Jesuit Fr. Robert Kaslyn, a professor and former dean of the Catholic University of America's School of Canon Law, said the bishops' conference would need first to discuss with the Vatican new possibilities such as establishing an investigatory body that did not make decisions about the allegations it receives.
"Given the current understanding of the conference and its role in the United States or in any other country, there is no ... space to envisage an investigatory body," said Kaslyn, adding: "The Holy See could amend the norms governing conferences and might be willing."
Nicholas Cafardi, a civil and canon lawyer and former dean of Duquesne University School of Law, agreed that the Vatican would have to formally implement the proposal.

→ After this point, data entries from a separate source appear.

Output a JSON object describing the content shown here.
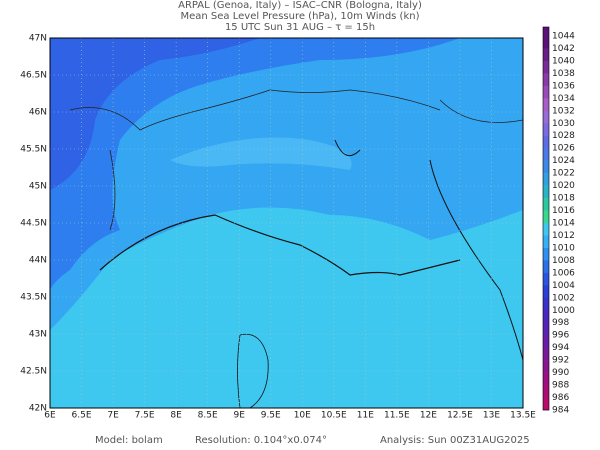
{
  "header": {
    "lines": [
      "ARPAL (Genoa, Italy)  –  ISAC–CNR (Bologna, Italy)",
      "Mean Sea Level Pressure (hPa), 10m Winds (kn)",
      "15 UTC Sun 31 AUG  –  τ = 15h"
    ]
  },
  "map": {
    "lon_labels": [
      "6E",
      "6.5E",
      "7E",
      "7.5E",
      "8E",
      "8.5E",
      "9E",
      "9.5E",
      "10E",
      "10.5E",
      "11E",
      "11.5E",
      "12E",
      "12.5E",
      "13E",
      "13.5E"
    ],
    "lat_labels": [
      "47N",
      "46.5N",
      "46N",
      "45.5N",
      "45N",
      "44.5N",
      "44N",
      "43.5N",
      "43N",
      "42.5N",
      "42N"
    ]
  },
  "colorbar": {
    "levels": [
      "1044",
      "1042",
      "1040",
      "1038",
      "1036",
      "1034",
      "1032",
      "1030",
      "1028",
      "1026",
      "1024",
      "1022",
      "1020",
      "1018",
      "1016",
      "1014",
      "1012",
      "1010",
      "1008",
      "1006",
      "1004",
      "1002",
      "1000",
      "998",
      "996",
      "994",
      "992",
      "990",
      "988",
      "986",
      "984"
    ],
    "colors": [
      "#5b0f78",
      "#6a1c88",
      "#7a2a98",
      "#8a3aa8",
      "#9a4ab8",
      "#a95cc8",
      "#9a6ad8",
      "#7c6ae0",
      "#5e6ae6",
      "#4a7ae8",
      "#3a8ae8",
      "#2fa0e0",
      "#28b4c8",
      "#2cc8a0",
      "#38d890",
      "#3ec8f0",
      "#38b0f4",
      "#3090f0",
      "#2c70e8",
      "#2a55e0",
      "#2a40d8",
      "#3a30cc",
      "#4a28c0",
      "#5a22b4",
      "#6a1ca8",
      "#7a189c",
      "#8a1490",
      "#9a1084",
      "#aa0c78",
      "#ba0a6c"
    ]
  },
  "footer": {
    "model": "Model: bolam",
    "resolution": "Resolution: 0.104°x0.074°",
    "analysis": "Analysis: Sun 00Z31AUG2025"
  }
}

"Whoever is going to oversee bishops has to be appointed by the Holy See," said Cafardi, an original member and chair of the conference's National Review Board, set up in 2002 to monitor the prelates' procedures to protect children. "Only the Holy See can discipline bishops."
Assuming the Vatican grants approval to the proposal, Cafardi said he thought the "ideal situation" would be for the panel to be made up of both bishops and laypeople, and tasked with investigating but not deciding on allegations.
"We do have disciplinary bodies already in the church," said Cafardi. "We have tribunals in the church already existing. We don't need to duplicate them."
Kaslyn and Morrisey agreed that the panel should include the presence of laypeople.
The Jesuit noted that qualified laypeople can now take part in canonical trials, as the norms concerning so-called "grave delicts" allow the Congregation for the Doctrine of the Faith to dispense from the requirement of priesthood.
"At least in theory there is nothing to prevent laypeople from being in or serving on such an investigatory body" as the proposed panel, said Kaslyn.
DiNardo said in his statement that a "more developed plan" for the new reporting process will be presented at the U.S. bishops' upcoming annual November meeting. The cardinal also said he would be traveling to Rome in coming weeks to discuss the matter with Vatican officials.
Whatever the U.S. bishops decide to do, Morrisey said: "Something has to be done."
"I don't think we can let the situation remain as it is," he continued. "The people just would not accept this, and rightly so."
"It's the vox fidelium, as it were, the voice of the faithful," said Morrisey. "They're going to expect some type of significant action."